Mais deux autres mesures dont Eric Ciotti est à l'origine vont venir compléter le dispositif de responsabilisation des parents à la rentrée. Tout d'abord sa proposition de loi votée en première lecture à l'Assemblée fin juin visant à suspendre les allocations familiales après "un premier avertissement", pour lutter contre l'absentéisme scolaire. Cette décision découlant de la loi sur l'égalité des chances du 31 mars 2006 ayant institué le contrat de responsabilité parentale, relevait jusqu'ici des présidents de conseil général. Mais elle n'a jamais été appliquée. A présent, l'initiative pourra relever directement des inspecteurs d'académie. Par ailleurs, à partir du 7 septembre, les sénateurs devront examiner la loi d'orientation et de programmation pour la sécurité intérieure 2, votée en première lecture par l'Assemblée. L'une de ses dispositions (article 24) prévoit de renforcer le contrat de responsabilité parentale en proposant aux parents des mesures d’aide et d’action sociales. Elle prévoit dans le même temps d'imposer un couvre-feu aux enfants faisant l'objet d'un contrat de responsabilité parentale.
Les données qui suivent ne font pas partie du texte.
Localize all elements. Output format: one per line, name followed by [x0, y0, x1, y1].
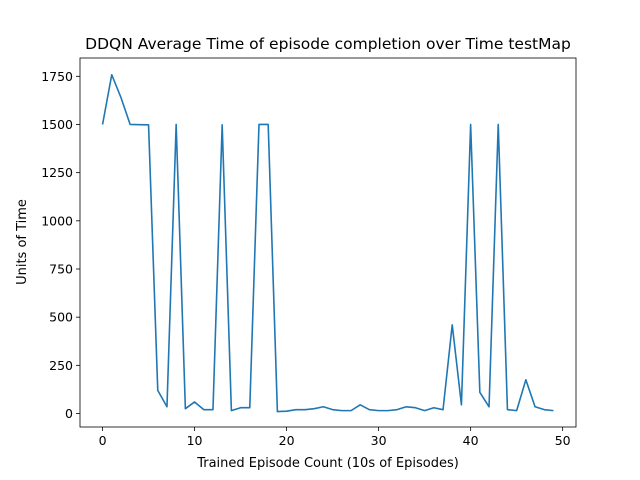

En cas de non-respect, les parents seront passibles d'une amende.

Reste maintenant à mettre en oeuvre toutes ces mesures qui n'ont pas fini d'alimenter la polémique. Auditionné par le Sénat en 2002 sur la question de la délinquance des mineurs, le criminologue Alain Bauer, aujourd'hui président de l'Observatoire national de la délinquance, avait déjà relevé l'absence d'utilisation de l'article 227-17 du Code pénal. "Avant de créer de nouveaux articles, d’en modifier certains, la sagesse impose de faire fonctionner cette machine puis seulement ensuite de réformer ce qui ne marche pas", avait-il souligné.